The most valuable assets of a 20th-century company were its production equipment. The most valuable asset of a 21st-century institution, whether business or non-business, will be its knowledge workers and their productivity.
– Peter Drucker 1999
No company can succeed without investing in its most important assets. Yet the challenge, as Peter Drucker points out, is recognizing what’s most important. Many modern organizations hold a vast network of “human resources” that are in essence dying on the vine due to a lack of ongoing investment, especially in the area of sustainability training and development. Fortunately, as leading companies are demonstrating, engaging and investing in employees isn’t a charitable effort – it pays dividends of higher company profits and more effective sustainability programs.
Accounting for human resources
To hear Paul Herman of HIP Investor tell it, many companies avoid investing in their employees on a regular basis – possibly due, in part, to a limitation in U.S. accounting standards. You see, employees are not considered an asset, according to the Generally Accepted Accounting Principles (GAAP), the standards by which American corporations develop their financial statements. Employees only show up as salary costs (Expenses on the Income Statement) and possibly as pension costs (Liabilities on the Balance Sheet).
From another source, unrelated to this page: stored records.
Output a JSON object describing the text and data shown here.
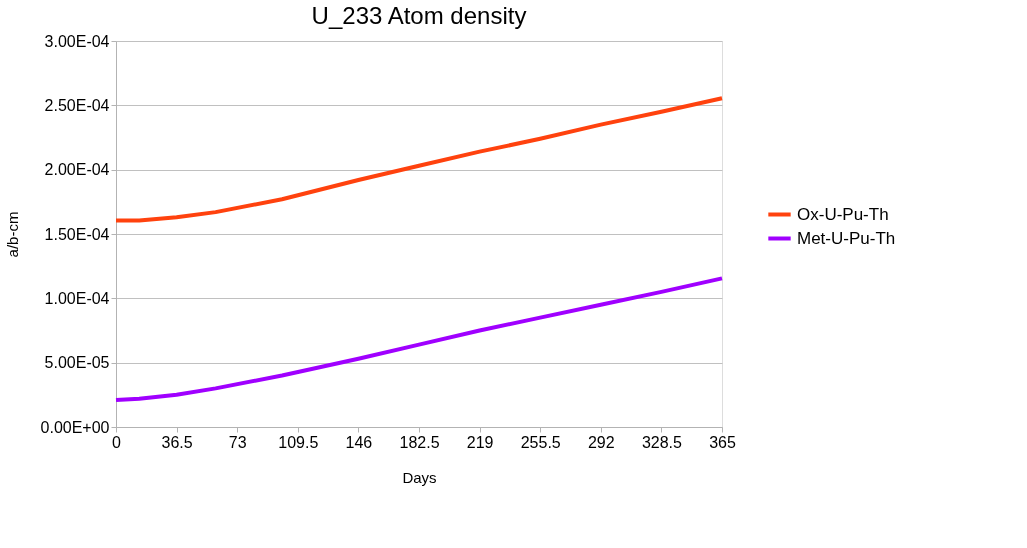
{
  "chart_data": {
    "type": "line",
    "title": "U_233 Atom density",
    "xlabel": "Days",
    "ylabel": "a/b-cm",
    "x": [
      0,
      14,
      36.5,
      60,
      100,
      146,
      182.5,
      219,
      255.5,
      292,
      328.5,
      365
    ],
    "series": [
      {
        "name": "Ox-U-Pu-Th",
        "color": "#ff420e",
        "values": [
          0.0001605,
          0.0001605,
          0.000163,
          0.000167,
          0.000177,
          0.000192,
          0.000203,
          0.000214,
          0.000224,
          0.000235,
          0.000245,
          0.0002555
        ]
      },
      {
        "name": "Met-U-Pu-Th",
        "color": "#a000ff",
        "values": [
          2.1e-05,
          2.2e-05,
          2.5e-05,
          3e-05,
          4e-05,
          5.3e-05,
          6.4e-05,
          7.5e-05,
          8.5e-05,
          9.5e-05,
          0.000105,
          0.0001155
        ]
      }
    ],
    "xlim": [
      0,
      365
    ],
    "xticks": [
      0,
      36.5,
      73,
      109.5,
      146,
      182.5,
      219,
      255.5,
      292,
      328.5,
      365
    ],
    "ylim": [
      0,
      0.0003
    ],
    "yticks": [
      {
        "value": 0,
        "label": "0.00E+00"
      },
      {
        "value": 5e-05,
        "label": "5.00E-05"
      },
      {
        "value": 0.0001,
        "label": "1.00E-04"
      },
      {
        "value": 0.00015,
        "label": "1.50E-04"
      },
      {
        "value": 0.0002,
        "label": "2.00E-04"
      },
      {
        "value": 0.00025,
        "label": "2.50E-04"
      },
      {
        "value": 0.0003,
        "label": "3.00E-04"
      }
    ],
    "grid": "y",
    "legend": "right",
    "marker": "none",
    "line_style": "solid"
  }
}
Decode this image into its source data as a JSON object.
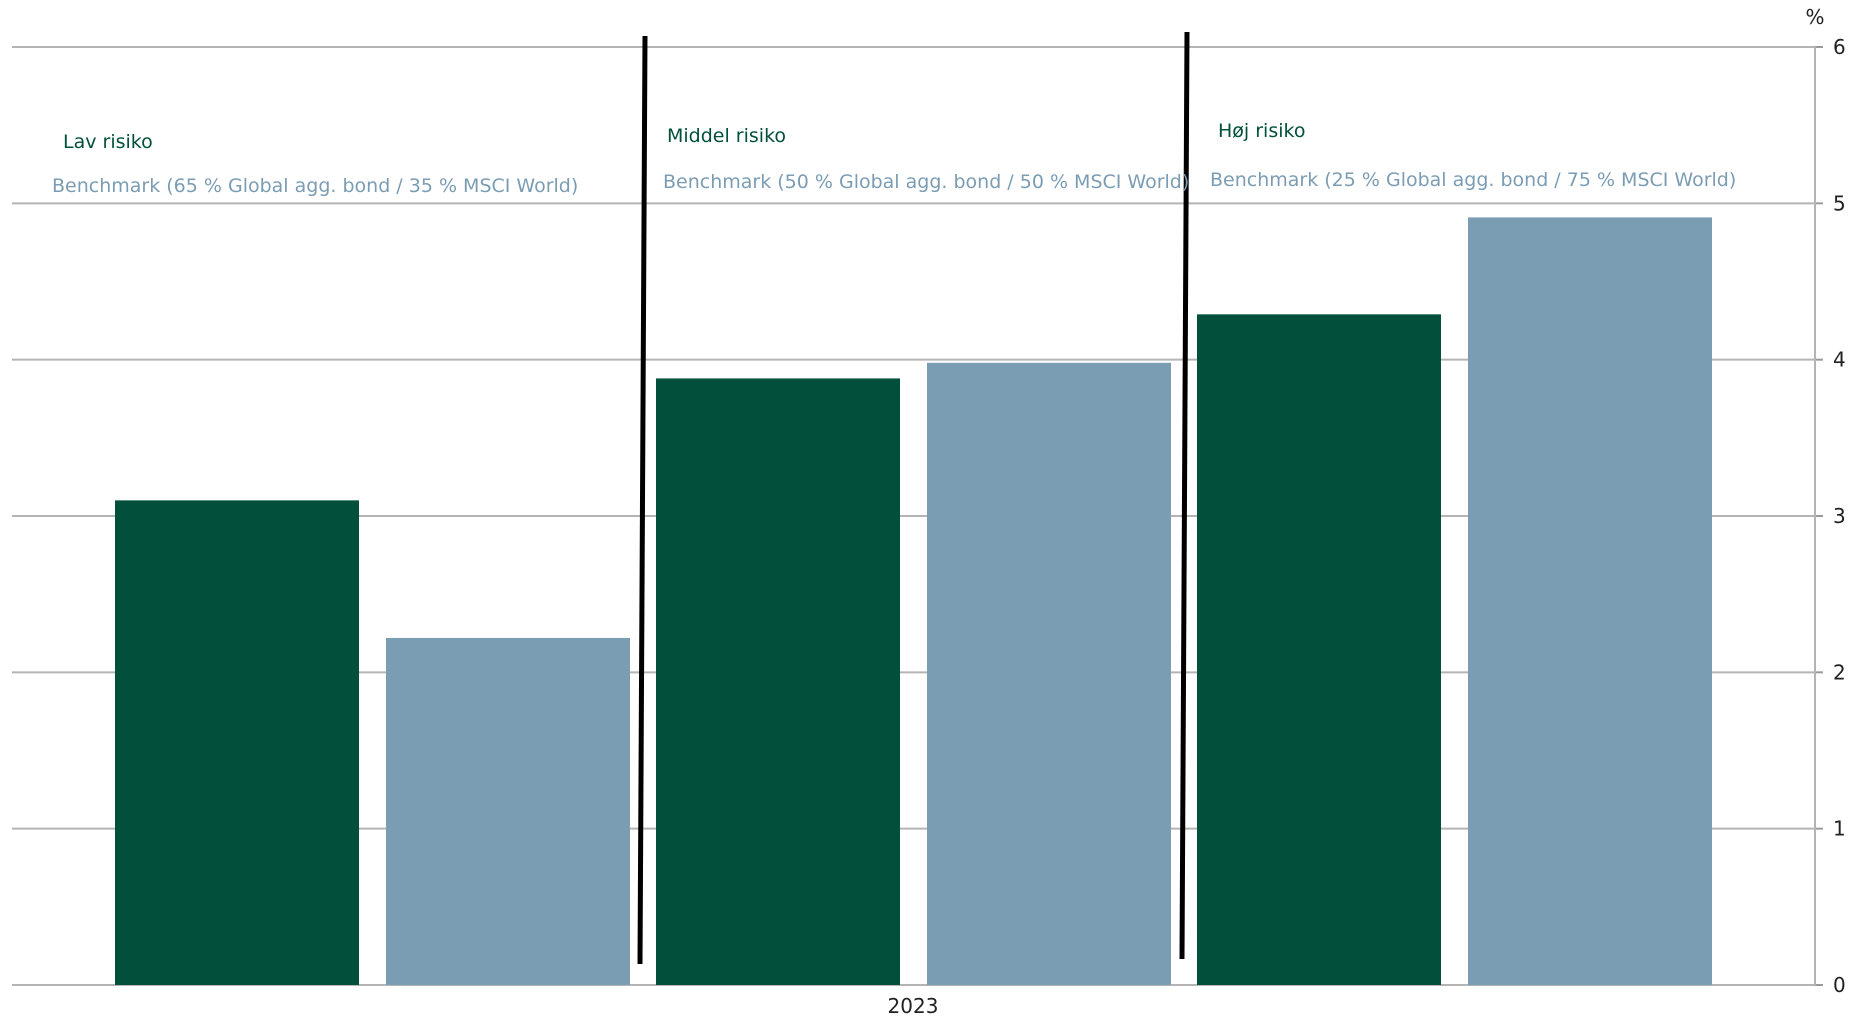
{
  "chart_data": {
    "type": "bar",
    "categories": [
      "2023"
    ],
    "unit": "%",
    "ylim": [
      0,
      6
    ],
    "yticks": [
      0,
      1,
      2,
      3,
      4,
      5,
      6
    ],
    "grid": true,
    "y_axis_side": "right",
    "groups": [
      {
        "title": "Lav risiko",
        "benchmark_label": "Benchmark (65 % Global agg. bond / 35 % MSCI World)",
        "values": [
          3.1,
          2.22
        ]
      },
      {
        "title": "Middel risiko",
        "benchmark_label": "Benchmark (50 % Global agg. bond / 50 % MSCI World)",
        "values": [
          3.88,
          3.98
        ]
      },
      {
        "title": "Høj risiko",
        "benchmark_label": "Benchmark (25 % Global agg. bond / 75 % MSCI World)",
        "values": [
          4.29,
          4.91
        ]
      }
    ],
    "colors": {
      "portfolio": "#02503b",
      "benchmark": "#7b9db4"
    }
  }
}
The GAAP requirements can be overcome (Infosys, for instance reports their human resource valuation each year), but these structures tend to reinforce management’s 20th Century views of what are “investments or assets” versus “expenses or liabilities.” Like me, you’ve probably heard the phrase “our employees are our greatest asset” more than a few times. Even if we can’t show it properly on financial statements, why don’t we act like we mean it? Clearly, investing in infrastructure is believed to pay benefits, so why don’t we feel the same about our employees?
What to invest when you’re investing
But, you might ask, doesn’t treating employees as assets add costs (expenses)? To some extent, yes. But research also shows the additional costs are worth it, even based on strict value-creation. For example, Fortune analyzed the stock returns of their “100 Best Companies to Work For” from 1998 to 2010. They found a portfolio of the public companies on the list (reconfigured each year to match any changes) outperformed the S&P 500 by a cumulative return of 291% to 63%. Happy employees, in other words, are also highly profitable!
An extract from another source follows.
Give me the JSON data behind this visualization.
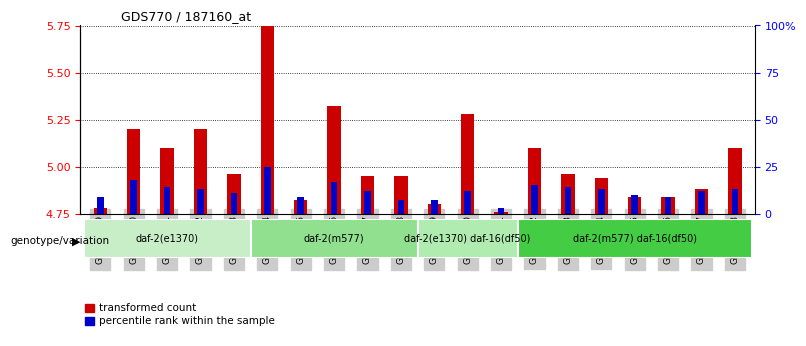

There is also a clear connection between broader employee engagement and sustainability – this 2010 Hewitt Associates study found employee perception of their firm’s stance on sustainability positively correlated to their level of engagement. And it has been clearly proven that more engaged employees are also more productive and innovative when they are engaged in their work. (Karen Dam does a nice job expanding on this idea over at TriplePundit.)
Whether or not you can quantify the short-term ROI of training programs, sustainability is growing in long-term importance for the modern firm. Adam Werbach, Chief Sustainability Officer at Saatchi & Saatchi put it this way:
Sustainability in a business context means long-term profitability. It is not just about being green or saving the planet: it is about enabling men and women within an organization to create a new business strategy framework attuned to the world around them, one that is flexible enough to respond to change and focused on the long view…One benefit of sustainability [training] programs is that they create horizontal and vertical information flows, connecting employees across function and building social relationships that allow new collaborations to occur.
Aside from the growing market pressure to do business “sustainably,” firms can create an environment more conducive to beneficial innovation. This is only possible, however, when employees are given the tools and training necessary to move forward rather than remain mired in the old way of doing things.
In Microsoft’s recently released white paper, Becoming Carbon Neutral: How Microsoft is becoming lean, green and accountable, they also recognize the value of having employees on board: “To successfully establish a culture of environmentally sustainable operations and achieve our commitment to carbon neutrality, it is critical that we have the support and participation of our employees.”
In order to ensure such support, they have established a number of initiatives, including “MS Green,” and an internal community group tasked with “increasing the environmental awareness of employees and educating them about programs such as mass transit, energy conservation, organic farming, and other local resources.”
The investment/return relationships between companies and their employees are reciprocal: “Employee engagement” means creating a dialog where the company is seen investing in the staff, which in turn invests back in the company, creating value for both. In the end we almost all work for companies where the people – as “intangible assets” – are the principal drivers for corporate value. The question is whether our firms operate accordingly.
How is your organization maximizing its return on investment in ”we the people”?